At 3 a.m., she wrote, “We are trying to decide when to call her mom and dad… We know something is very wrong. I think we should call them. If it was my daughter, I’d want to know.” The day after she went missing, Kruszynski’s body was found in a field. The promising 21-year-old intern had been stabbed nine times in the back, the Post wrote.


The Case Was Cold Until 2017 When Detectives Used DNA From the Crime Scene to Search Genealogy Websites

Pruszynski’s family wouldn’t have any answers until decades later. In 2017, detectives used DNA collected from the crime scene to search genealogy websites for a suspect or relatives of a suspect. They eventually narrowed results down to James Curtis Clanton, previously known as Curtis Allen White, a truck driver who was living in Florida where he’d changed his name two years after Pruszynski’s murder, 9News reported. Investigators collected his DNA from a beer glass and found that it matched the crime scene DNA. Clanton was arrested in December 2019 and pleaded guilty to first-degree murder in February 2020, according to CBS Boston.
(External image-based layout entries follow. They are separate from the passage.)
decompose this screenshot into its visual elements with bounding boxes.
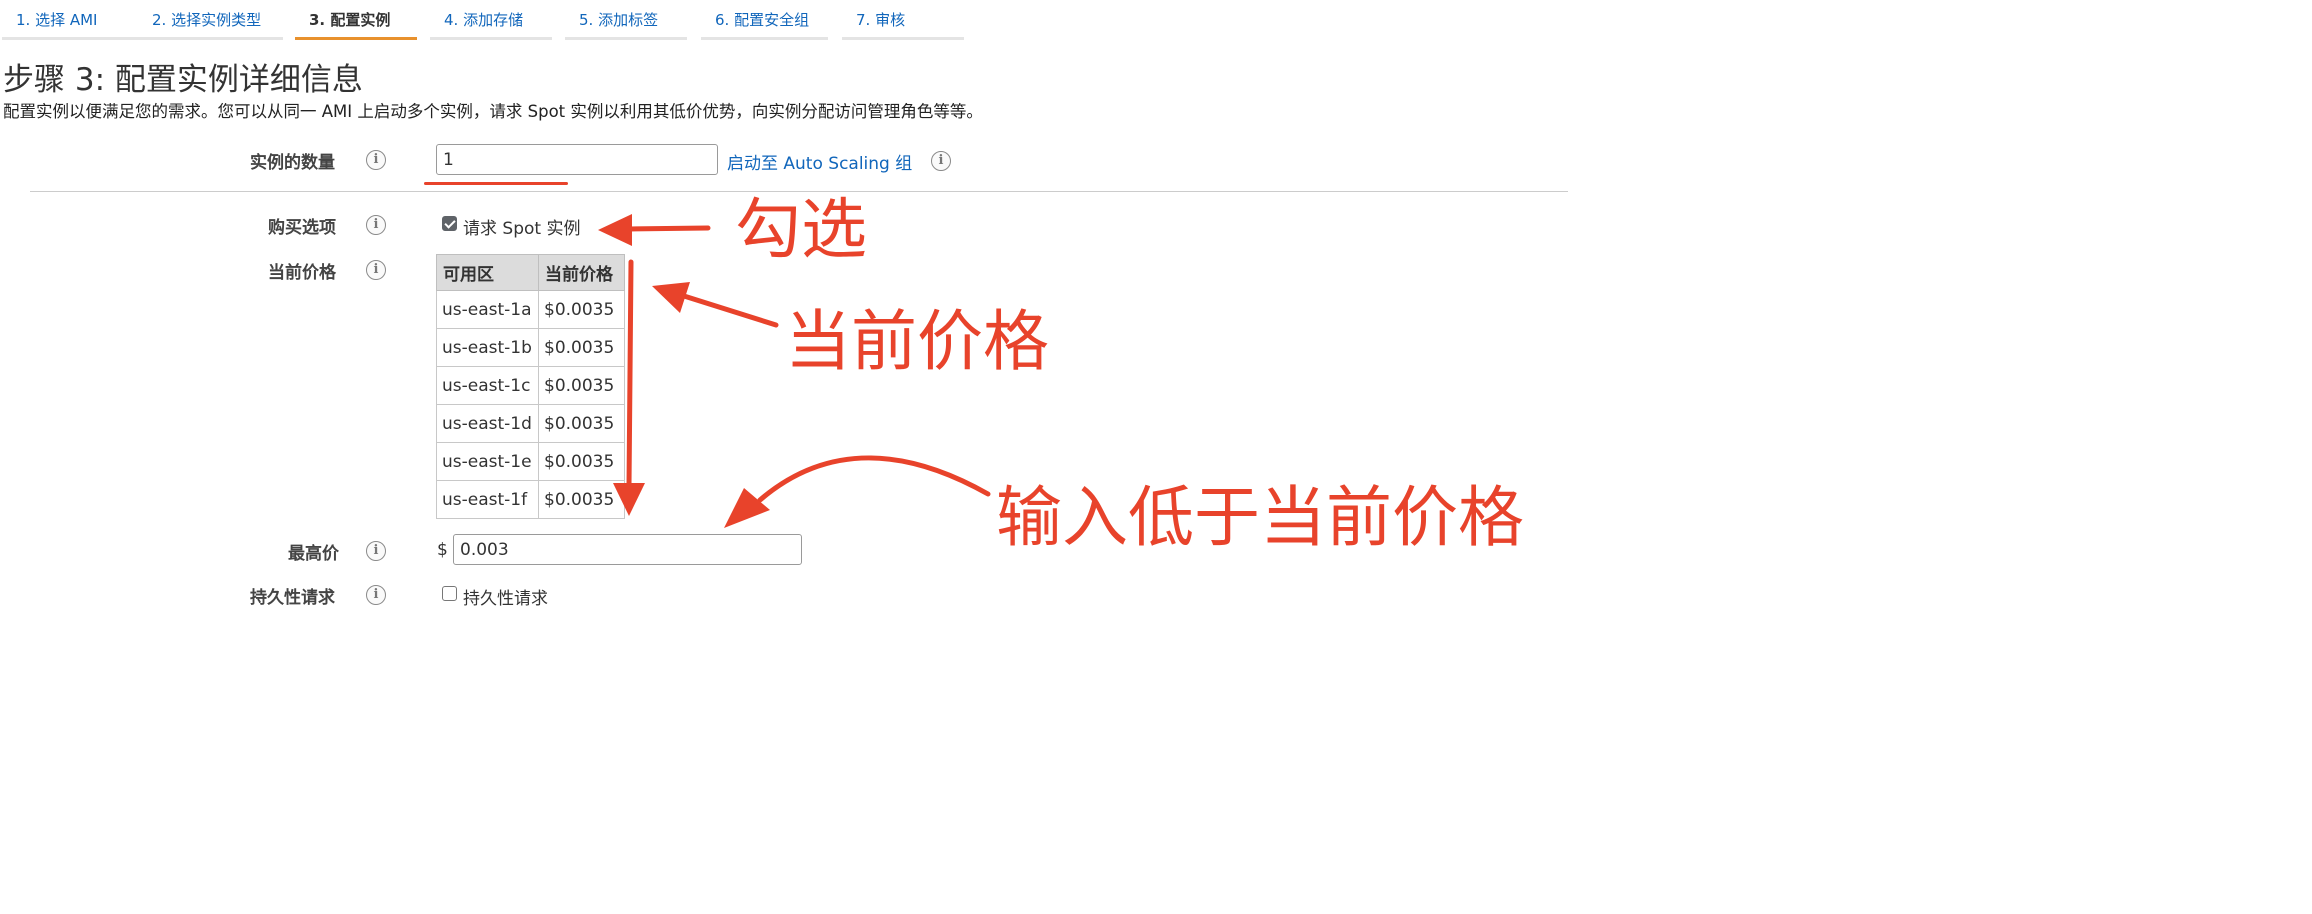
auto-scaling-info-icon[interactable]: i (931, 151, 951, 171)
request-spot-instance-label[interactable]: 请求 Spot 实例 (463, 214, 580, 239)
table-header-row: 可用区 当前价格 (436, 254, 625, 291)
table-row: us-east-1c $0.0035 (436, 366, 625, 405)
current-price-table: 可用区 当前价格 us-east-1a $0.0035 us-east-1b $… (436, 254, 625, 519)
page-title: 步骤 3: 配置实例详细信息 (3, 62, 363, 98)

Before Pruszynski’s murder, Clanton had served about four years in an Arkansas prison for rape and was out on parole. He had been given permission to live with a former counselor in the Denver suburb where Pruszynski was eventually killed, the outlet reported.

On Wednesday, July 1, the 63-year-old Clanton was sentenced to life in prison with the possibility of parole. Although he was accused of raping Pruszynski, Clanton was not charged with sexual assault due to an expired statute of limitations, Wicked Local reported.